By Hoi Sin
Hoi Sin does not exist, has never existed and can never exist. But we keep getting articles.
Have you ever found yourself, dear readers, sitting alone in a café meditating over a cup of coffee? Have you ever let you mind wander, and suddenly found yourself pondering on something you have never considered before? Well, next time you do that, why not try wondering about happiness? Why does it exist? And how? It is a subject we ourselves have thought on quite a lot, and to get an answer we decided to find some happy people. To do this, we had venture to a place happy people often go: outside. The first one we saw was a young woman at the park, happily watching a child—her child—who was happily playing. They fit the criteria quite well. To protect her anonymity, we shall call her SophiA. She never actually told us her name, dear readers, so if that is actually it, please try to forget it.
Possibly due to curiosity, but more likely our social ineptitude, we asked her why she was happy.
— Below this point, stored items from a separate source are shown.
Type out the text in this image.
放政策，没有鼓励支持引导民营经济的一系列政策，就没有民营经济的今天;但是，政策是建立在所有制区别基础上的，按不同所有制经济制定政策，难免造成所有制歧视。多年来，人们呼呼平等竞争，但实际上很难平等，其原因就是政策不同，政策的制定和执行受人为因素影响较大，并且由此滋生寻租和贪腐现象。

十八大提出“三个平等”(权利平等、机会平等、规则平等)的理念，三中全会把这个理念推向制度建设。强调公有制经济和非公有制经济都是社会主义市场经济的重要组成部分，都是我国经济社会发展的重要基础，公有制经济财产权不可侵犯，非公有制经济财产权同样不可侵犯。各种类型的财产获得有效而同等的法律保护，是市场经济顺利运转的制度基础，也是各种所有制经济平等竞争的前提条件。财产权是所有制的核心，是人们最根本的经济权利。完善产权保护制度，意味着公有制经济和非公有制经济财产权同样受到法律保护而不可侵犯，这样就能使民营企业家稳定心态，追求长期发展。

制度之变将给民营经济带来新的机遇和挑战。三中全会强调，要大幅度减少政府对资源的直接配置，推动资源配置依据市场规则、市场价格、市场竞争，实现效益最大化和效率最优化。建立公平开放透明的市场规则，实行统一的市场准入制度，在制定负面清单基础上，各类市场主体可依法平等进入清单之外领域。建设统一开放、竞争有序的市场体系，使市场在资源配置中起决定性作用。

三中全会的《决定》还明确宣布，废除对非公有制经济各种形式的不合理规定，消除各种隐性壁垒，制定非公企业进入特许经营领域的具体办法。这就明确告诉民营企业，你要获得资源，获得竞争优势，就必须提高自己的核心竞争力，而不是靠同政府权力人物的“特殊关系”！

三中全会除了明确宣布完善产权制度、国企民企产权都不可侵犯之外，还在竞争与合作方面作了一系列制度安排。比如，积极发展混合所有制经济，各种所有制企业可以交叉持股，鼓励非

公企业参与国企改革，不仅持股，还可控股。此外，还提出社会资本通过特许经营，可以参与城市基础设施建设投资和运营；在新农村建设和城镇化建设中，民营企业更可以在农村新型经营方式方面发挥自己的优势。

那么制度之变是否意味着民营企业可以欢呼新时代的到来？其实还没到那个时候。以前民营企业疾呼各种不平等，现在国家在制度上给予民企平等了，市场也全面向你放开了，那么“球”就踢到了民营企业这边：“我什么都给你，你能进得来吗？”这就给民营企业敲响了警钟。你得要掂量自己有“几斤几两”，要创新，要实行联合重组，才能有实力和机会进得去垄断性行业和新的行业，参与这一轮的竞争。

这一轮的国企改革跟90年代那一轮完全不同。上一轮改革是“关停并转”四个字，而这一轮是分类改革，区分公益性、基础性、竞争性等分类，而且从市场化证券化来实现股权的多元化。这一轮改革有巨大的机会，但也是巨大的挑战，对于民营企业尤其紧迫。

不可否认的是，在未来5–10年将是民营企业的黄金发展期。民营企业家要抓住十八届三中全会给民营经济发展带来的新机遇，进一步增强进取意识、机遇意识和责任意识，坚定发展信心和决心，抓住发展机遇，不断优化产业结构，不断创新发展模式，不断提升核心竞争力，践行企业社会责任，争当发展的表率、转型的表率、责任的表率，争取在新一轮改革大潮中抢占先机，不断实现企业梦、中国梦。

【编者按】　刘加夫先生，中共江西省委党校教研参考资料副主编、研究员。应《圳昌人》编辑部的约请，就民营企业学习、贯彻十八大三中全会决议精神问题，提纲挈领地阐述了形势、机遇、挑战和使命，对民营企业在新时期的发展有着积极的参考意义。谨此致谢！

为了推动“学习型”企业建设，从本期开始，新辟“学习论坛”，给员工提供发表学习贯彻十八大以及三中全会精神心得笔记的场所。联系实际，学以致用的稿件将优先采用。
Unfortunately, SophiA was not very co-operative when confronted, and seemed to simply stop being happy and left. This raises many more questions than can be addressed in this article alone. However, dear readers, we did find some information from this pair. Until SophiA hurriedly ushered the child away, darting glances back at our analysing gaze the whole while, the child was still happy. So the happiness of the child is not dependent on the happiness of the mother. Is the opposite true?
To test this we found a few more subjects and asked them similar questions—with similar responses. A child, who we will call SophiB, seemed very confused at even our most basic line of questioning, and his mother, SophiC became unhappy and repeated the actions of SophiA. As far as we could tell, the confusion of the unlearned toddler was not happiness. In all, five afternoons were ruined. We feel somewhat responsible. Unfortunately, there was a lack of happy people in our cell, so we could not glean any more information on the subject. This at least, dear readers, gave us time to ponder on what we had gained. It seemed that the children were happy because they were playing, and became unhappy once interrupted, while the mothers were only happy when no one was asking any questions. So: mothers, in general, do not like questions and tend to move away from them; while children do not like moving. We still do not understand why the two parties continue to mingle despite a clear conflict of interests.
The only thing that seemed to connect them was that the happiness of the child affected the happiness of the mother. Aloud and loudly, we wondered why, sparking the interest of a man with a broken nose sitting in the corner. After several failed attempts at pronunciation, (of which, “unpihy” was followed by raucous, confidence-building applause), he communicated to us that it was something called “empathy.”
For you, dear readers, perfect as you are, we believe empathy is best described with an alteration of a famous line: “Feel unto others what you would have them feel for you”. It’s the ability to experience what others feel. But humans are not perfect in this art. When one empathises with another, they feel what they themselves would feel instead of what the person is actually emoting. So why did the mother show this empathy while the child did not? The answer is devilishly simple. The mother did not like questions, so when we asked some of the child, she felt her inherent dislike of them through her child. The child, as uneducated as he was, was open-minded enough to not have developed an irrational hatred of intrusive lines of questioning.
The Danish philosopher Søren Kierkegaard once said that “the thing is to find a truth which is true for me”. That, dear readers, that is the hard part. It is difficult to judge ourselves, much easier to judge another. Often we simply see through our own eyes, and assume that what is true for us is true for them as well. Next time you see an annoying person, for example, perhaps you should wonder if they see the same thing as you. Ask yourself, what do they see in me? What do they see in themselves? If empathy is to be done right, we must empathise with our enemies, see our own faults and fix them. Only then can we truly make everybody happy. In the end, this all points to two things:
1.If you see someone who is happy, empathise and be happy for them.
2.If you see someone who is unhappy, empathise and make them happy.
And that’s how we’ll get to world peace.